3. **Changes in Planet Properties:**
   • The density of the planet increases by 10%.
   • The radius of the planet increases by 10%.
   • Density, \(\rho = \frac{M}{V}\), where \(V\) is the volume. Initially: \(V_0 = \frac{4}{3} \pi R_0^3\).
   • After the increase, the new volume \(V = \frac{4}{3} \pi (1.1 R_0)^3\) and new radius is \(1.1 R_0\).
4. **Calculating New Mass:**
   • The new density \(\rho_{\text{new}} = 1.1 \rho\).
   • Equate new density and volume to find the new mass: \(\rho_{\text{new}} = \frac{M_{\text{new}}}{V}\).
   • Therefore, \(M_{\text{new}} = 1.1 \rho \cdot \frac{4}{3} \pi (1.1 R_0)^3 = 1.1 M \cdot 1.331 = 1.4641 M \\).
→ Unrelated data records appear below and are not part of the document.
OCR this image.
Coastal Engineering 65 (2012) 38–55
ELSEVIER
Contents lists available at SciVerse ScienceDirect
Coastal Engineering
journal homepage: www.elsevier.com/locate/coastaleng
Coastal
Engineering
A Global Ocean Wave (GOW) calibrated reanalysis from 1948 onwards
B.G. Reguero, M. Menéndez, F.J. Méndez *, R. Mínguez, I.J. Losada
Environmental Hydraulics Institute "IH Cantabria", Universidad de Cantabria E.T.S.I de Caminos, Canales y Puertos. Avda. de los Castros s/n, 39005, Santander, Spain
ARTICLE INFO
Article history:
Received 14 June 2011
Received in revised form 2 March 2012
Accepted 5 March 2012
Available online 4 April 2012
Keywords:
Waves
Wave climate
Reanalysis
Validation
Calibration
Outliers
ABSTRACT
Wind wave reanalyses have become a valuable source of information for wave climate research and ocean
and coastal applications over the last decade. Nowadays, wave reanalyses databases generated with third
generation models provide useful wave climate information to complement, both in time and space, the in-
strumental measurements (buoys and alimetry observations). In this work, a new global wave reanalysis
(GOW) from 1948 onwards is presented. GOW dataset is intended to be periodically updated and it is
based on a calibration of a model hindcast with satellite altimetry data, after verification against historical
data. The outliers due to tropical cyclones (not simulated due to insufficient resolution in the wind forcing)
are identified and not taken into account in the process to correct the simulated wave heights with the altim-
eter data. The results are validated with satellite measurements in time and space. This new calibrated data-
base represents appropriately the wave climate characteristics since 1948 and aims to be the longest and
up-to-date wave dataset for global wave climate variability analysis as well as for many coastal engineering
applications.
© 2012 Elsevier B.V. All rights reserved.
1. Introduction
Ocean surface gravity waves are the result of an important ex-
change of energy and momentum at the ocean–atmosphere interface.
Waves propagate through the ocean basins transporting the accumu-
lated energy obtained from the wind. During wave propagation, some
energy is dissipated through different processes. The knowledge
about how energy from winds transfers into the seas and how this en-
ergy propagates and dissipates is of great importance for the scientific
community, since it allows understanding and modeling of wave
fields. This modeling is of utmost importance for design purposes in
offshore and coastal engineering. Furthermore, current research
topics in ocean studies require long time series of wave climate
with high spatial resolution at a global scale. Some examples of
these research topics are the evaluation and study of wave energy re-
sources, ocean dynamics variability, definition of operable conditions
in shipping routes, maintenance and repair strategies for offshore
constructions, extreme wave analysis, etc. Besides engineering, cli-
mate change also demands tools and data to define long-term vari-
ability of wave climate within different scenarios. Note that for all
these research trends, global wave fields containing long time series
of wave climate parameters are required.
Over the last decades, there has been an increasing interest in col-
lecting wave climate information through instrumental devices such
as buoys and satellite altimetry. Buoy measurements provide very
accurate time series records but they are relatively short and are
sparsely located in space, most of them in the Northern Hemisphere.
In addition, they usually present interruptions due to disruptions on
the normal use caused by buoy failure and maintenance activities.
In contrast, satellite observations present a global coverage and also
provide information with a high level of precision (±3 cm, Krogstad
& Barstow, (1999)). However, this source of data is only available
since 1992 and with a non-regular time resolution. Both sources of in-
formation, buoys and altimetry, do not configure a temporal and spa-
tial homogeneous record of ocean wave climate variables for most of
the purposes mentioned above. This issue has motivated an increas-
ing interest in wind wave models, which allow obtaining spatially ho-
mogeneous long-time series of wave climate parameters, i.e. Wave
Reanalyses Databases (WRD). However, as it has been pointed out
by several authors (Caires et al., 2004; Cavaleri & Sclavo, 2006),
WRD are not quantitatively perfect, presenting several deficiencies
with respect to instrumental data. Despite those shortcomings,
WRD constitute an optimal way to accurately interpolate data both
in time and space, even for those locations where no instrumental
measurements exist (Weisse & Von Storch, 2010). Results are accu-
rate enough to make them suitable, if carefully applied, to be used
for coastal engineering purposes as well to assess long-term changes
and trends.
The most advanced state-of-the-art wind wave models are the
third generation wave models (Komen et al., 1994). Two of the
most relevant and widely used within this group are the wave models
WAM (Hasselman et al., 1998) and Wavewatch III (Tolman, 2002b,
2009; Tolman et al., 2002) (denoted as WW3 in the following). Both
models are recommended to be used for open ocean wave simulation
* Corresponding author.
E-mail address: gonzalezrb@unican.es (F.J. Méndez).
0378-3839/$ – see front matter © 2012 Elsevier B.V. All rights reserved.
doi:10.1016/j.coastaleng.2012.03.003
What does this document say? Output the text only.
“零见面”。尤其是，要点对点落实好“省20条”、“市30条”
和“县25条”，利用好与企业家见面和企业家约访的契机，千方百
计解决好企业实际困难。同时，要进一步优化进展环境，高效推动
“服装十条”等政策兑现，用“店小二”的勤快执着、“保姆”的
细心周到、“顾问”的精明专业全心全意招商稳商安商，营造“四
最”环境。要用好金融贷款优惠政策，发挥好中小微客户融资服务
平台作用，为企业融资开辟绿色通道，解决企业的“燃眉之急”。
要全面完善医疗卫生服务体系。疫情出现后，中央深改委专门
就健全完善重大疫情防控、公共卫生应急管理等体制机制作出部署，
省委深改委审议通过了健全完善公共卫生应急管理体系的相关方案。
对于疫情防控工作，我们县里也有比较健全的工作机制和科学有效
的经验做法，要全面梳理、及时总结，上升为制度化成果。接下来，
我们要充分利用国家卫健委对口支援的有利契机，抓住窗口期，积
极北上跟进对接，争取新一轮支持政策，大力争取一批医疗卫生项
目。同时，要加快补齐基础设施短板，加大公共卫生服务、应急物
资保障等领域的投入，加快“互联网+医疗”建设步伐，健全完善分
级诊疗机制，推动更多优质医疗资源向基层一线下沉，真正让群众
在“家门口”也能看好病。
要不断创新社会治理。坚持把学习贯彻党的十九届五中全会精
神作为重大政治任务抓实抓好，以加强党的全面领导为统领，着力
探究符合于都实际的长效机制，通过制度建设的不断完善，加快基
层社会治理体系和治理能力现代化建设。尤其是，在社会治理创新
5. **Effect on Area Velocity:**
   • The area velocity remains constant for the same orbital radius and proportionally increases with the increase in mass if observed at the same actual distance. This implies: \(A_{\text{new}} = A_1 \cdot \sqrt{1.4641} \\).
   • Calculate: \(A_{\text{new}} = 10 \times 1.21 = 12.1 \\) km/sec.
6. **Conclusion:**
   • The new area velocity is 12.1 km/sec, which matches the given correct option.

Therefore, the correct answer is 12.1 km/sec.